Pensó también en aquella ocasión, hacía ya algunos años, en que Linda entró en lo que podía denominarse una etapa religiosa, muy poco después de su separación de Mona. Linda estaba tan perdida como él mismo. Recordaba cómo, apostado ante la puerta de la joven, escuchaba a hurtadillas el murmullo que él interpretaba como el monótono rezo de unas oraciones. Por otro lado, había encontrado en la habitación de Linda algunos libros sobre la Cienciología que lo llenaron de seria preocupación. Había intentado, sin éxito, que la muchacha se aviniera a razones hasta que, finalmente, Mona se ocupó del asunto. Wallander ignoraba por completo lo que había podido suceder cuando, un día, el ronroneo dejó de oírse al otro lado de la puerta. Y la joven volvió a concentrarse en aquello a lo que había decidido dedicarse: el tapizado de muebles.
El inspector se estremeció al recordarlo, pues sabía que muchas de las sectas surgidas en las últimas décadas funcionaban como negocios, gestionados por lo general con mano férrea y en los que la religión y el ocultismo constituían un producto comercial más. Recordaba los comentarios despectivos de su propio padre cuando se refería a lo que llamaba «pesca de almas», de personas que, al verse sumidas en la desgracia, caían en la red de los falsos profetas y se dejaban vapulear hasta la muerte.

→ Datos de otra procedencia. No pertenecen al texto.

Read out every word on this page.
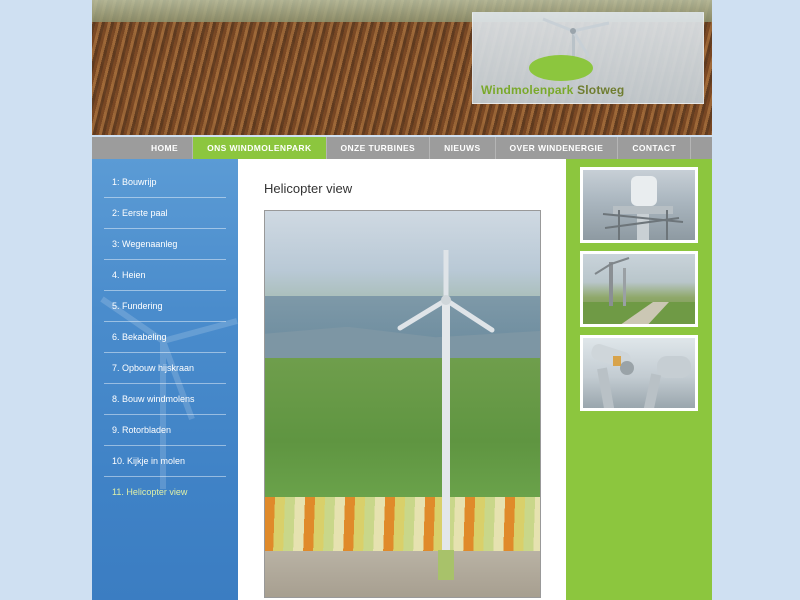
Windmolenpark Slotweg
HOME	ONS WINDMOLENPARK	ONZE TURBINES	NIEUWS	OVER WINDENERGIE	CONTACT
1: Bouwrijp
2: Eerste paal
3: Wegenaanleg
4. Heien
5. Fundering
6. Bekabeling
7. Opbouw hijskraan
8. Bouw windmolens
9. Rotorbladen
10. Kijkje in molen
11. Helicopter view
Helicopter view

¿No estaría la solución, pese a todo, en el material que llevaba en aquellas bolsas de plástico?
Absorto en estas reflexiones, pisó a fondo el acelerador, pues intuyó que debía darse prisa.

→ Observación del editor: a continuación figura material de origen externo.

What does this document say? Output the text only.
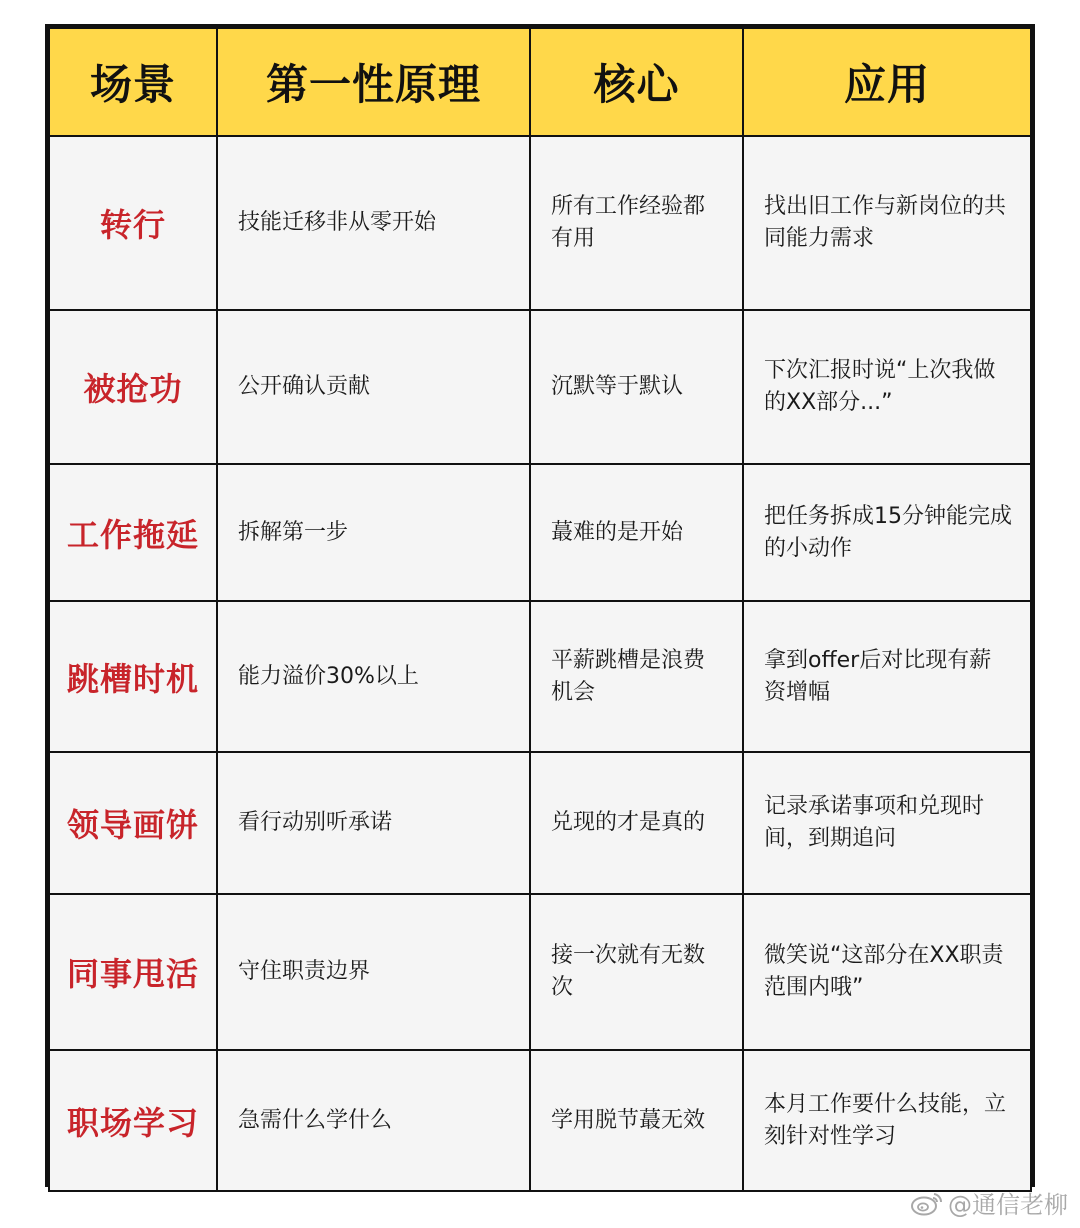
场景	第一性原理	核心	应用
转行	技能迁移非从零开始	所有工作经验都有用	找出旧工作与新岗位的共同能力需求
被抢功	公开确认贡献	沉默等于默认	下次汇报时说“上次我做的XX部分...”
工作拖延	拆解第一步	蕞难的是开始	把任务拆成15分钟能完成的小动作
跳槽时机	能力溢价30%以上	平薪跳槽是浪费机会	拿到offer后对比现有薪资增幅
领导画饼	看行动别听承诺	兑现的才是真的	记录承诺事项和兑现时间，到期追问
同事甩活	守住职责边界	接一次就有无数次	微笑说“这部分在XX职责范围内哦”
职场学习	急需什么学什么	学用脱节蕞无效	本月工作要什么技能，立刻针对性学习
@通信老柳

Lo primero que hizo al llegar a la comisaría fue localizar a Edmusson y devolverle el dinero que éste le había prestado la noche anterior. Acto seguido, se encaminó a la sala de reuniones, donde Martinson estaba informando a los tres agentes de refuerzo procedentes de Malmö acerca de la marcha de la investigación. Wallander conocía a uno de ellos, un inspector de la brigada judicial de unos sesenta años de edad llamado Rytter; sin embargo, nunca había visto a los otros dos colegas, ambos más jóvenes. El inspector los saludó, pero no se quedó mucho tiempo con ellos y, pensando en la diferencia de seis horas que los separaba de Estados Unidos, le pidió a Martinson que se pusiera en contacto con él después, a lo largo de la tarde, y fue directamente a su despacho, donde se puso a leer con detenimiento el contenido de los archivadores y carpetas hallados en el apartamento de Lena Norman. Los textos estaban, en su mayoría, en inglés, por lo que se vio obligado a buscar buena parte del vocabulario en el diccionario. Resultó ser un trabajo agotador que terminó provocándole un persistente dolor de cabeza. Había examinado casi la mitad del material cuando Martinson llamó a la puerta. Eran ya más de las once, las horas se le habían pasado volando y se fijó en que su colega estaba pálido y ojeroso, lo que incitó a Wallander a preguntarse por su propio aspecto.
—¿Qué tal los agentes de refuerzo?
—Son muy buenos —contestó Martinson—. En especial Rytter, el mayor.
—Sí, empezaremos a notar su presencia aquí muy pronto, ya lo verás —lo animó Wallander—. Nos descargarán de buena parte del trabajo.
Martinson se quitó la corbata con gesto cansino y descuidado, y se desabotonó el cuello de la camisa.